Jenna, his now wife, was a “gifted” runner in high school. She continued running in college, where she met Christopher. The two began to date, but as Christopher puts it, “(Jenna) then decided that she didn’t have time for me.”

“I realized that she went out running for about an hour every day,” Christopher said, “and I decided I was gonna be a runner so I could get some time with her.”

Soon, Christopher ran up that hill with Jenna — “a weak little hill” — and his lungs were burning. He felt like he would vomit. But soon, after a few more runs, Christopher’s stamina improved, and he and Jenna were running races together. Sixteen years and two children later, they haven’t stopped.

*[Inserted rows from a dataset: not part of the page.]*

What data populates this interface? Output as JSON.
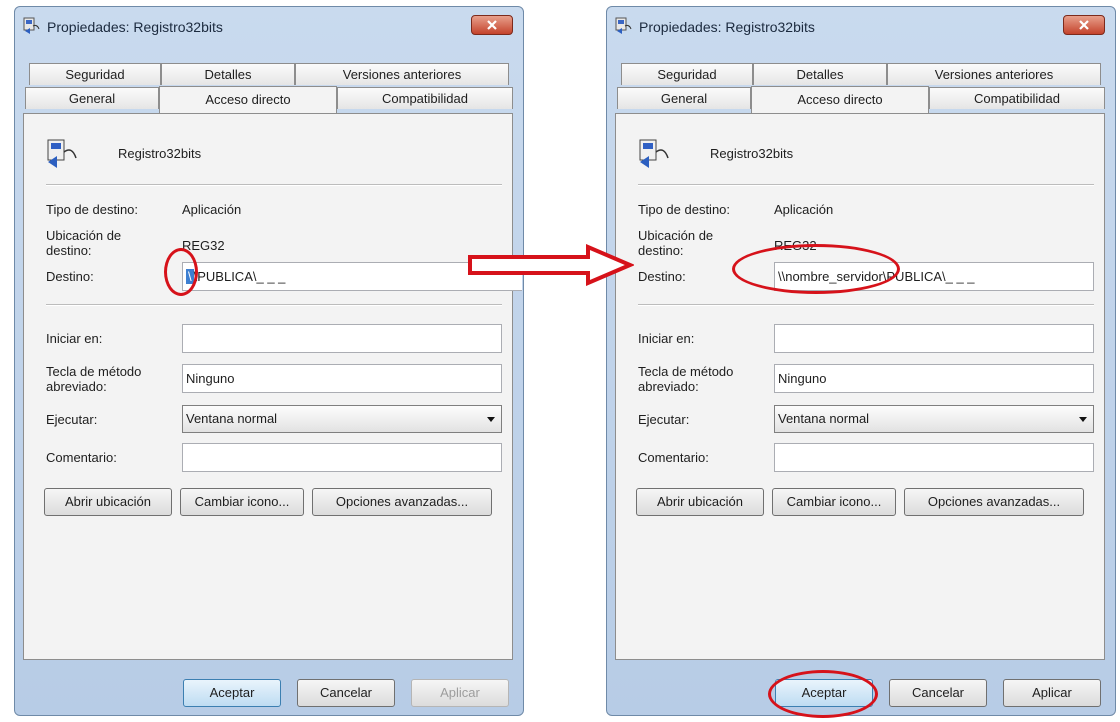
{
  "left": {
    "title": "Propiedades: Registro32bits",
    "tabs": {
      "seguridad": "Seguridad",
      "detalles": "Detalles",
      "versiones": "Versiones anteriores",
      "general": "General",
      "acceso": "Acceso directo",
      "compat": "Compatibilidad"
    },
    "name": "Registro32bits",
    "tipo_label": "Tipo de destino:",
    "tipo_value": "Aplicación",
    "ubic_label": "Ubicación de destino:",
    "ubic_value": "REG32",
    "destino_label": "Destino:",
    "destino_sel": "\\",
    "destino_value": "\\PUBLICA\\_ _ _",
    "iniciar_label": "Iniciar en:",
    "iniciar_value": "",
    "tecla_label": "Tecla de método abreviado:",
    "tecla_value": "Ninguno",
    "ejecutar_label": "Ejecutar:",
    "ejecutar_value": "Ventana normal",
    "comentario_label": "Comentario:",
    "comentario_value": "",
    "btn_abrir": "Abrir ubicación",
    "btn_cambiar": "Cambiar icono...",
    "btn_opciones": "Opciones avanzadas...",
    "btn_aceptar": "Aceptar",
    "btn_cancelar": "Cancelar",
    "btn_aplicar": "Aplicar"
  },
  "right": {
    "title": "Propiedades: Registro32bits",
    "tabs": {
      "seguridad": "Seguridad",
      "detalles": "Detalles",
      "versiones": "Versiones anteriores",
      "general": "General",
      "acceso": "Acceso directo",
      "compat": "Compatibilidad"
    },
    "name": "Registro32bits",
    "tipo_label": "Tipo de destino:",
    "tipo_value": "Aplicación",
    "ubic_label": "Ubicación de destino:",
    "ubic_value": "REG32",
    "destino_label": "Destino:",
    "destino_value": "\\\\nombre_servidor\\PUBLICA\\_ _ _",
    "iniciar_label": "Iniciar en:",
    "iniciar_value": "",
    "tecla_label": "Tecla de método abreviado:",
    "tecla_value": "Ninguno",
    "ejecutar_label": "Ejecutar:",
    "ejecutar_value": "Ventana normal",
    "comentario_label": "Comentario:",
    "comentario_value": "",
    "btn_abrir": "Abrir ubicación",
    "btn_cambiar": "Cambiar icono...",
    "btn_opciones": "Opciones avanzadas...",
    "btn_aceptar": "Aceptar",
    "btn_cancelar": "Cancelar",
    "btn_aplicar": "Aplicar"
  },
  "colors": {
    "annotation_red": "#d6121a",
    "window_frame": "#b7cce6",
    "panel": "#f3f3f3"
  }
}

Christopher even has a coach, 2020 Olympic Trials qualifier Dylan Belles. He credits Belles with his development of multiple “gears” — Christopher said he used to have one, slow, steady pace; now he knows when to increase his speed and tempo. That adjustment helped him win the Louisiana Marathon.

Jenna stood as a spectator behind the barricades along the route. After all those runs with her husband, she sensed that he was in the lead — from two miles away.

“If there’s a challenge, he’s gonna do it, and he’s gonna complete it,” Jenna said. “I don’t think there’s been anything in Chris’ life where there’s been a goal and he hasn’t done it.”

After Christopher crossed the finish line, Jenna squealed in excitement. The two met for a warm embrace after a cold, windy run.

“We’re at our best when we’re running together,” Christopher said. “It feels like everything’s right in the world.”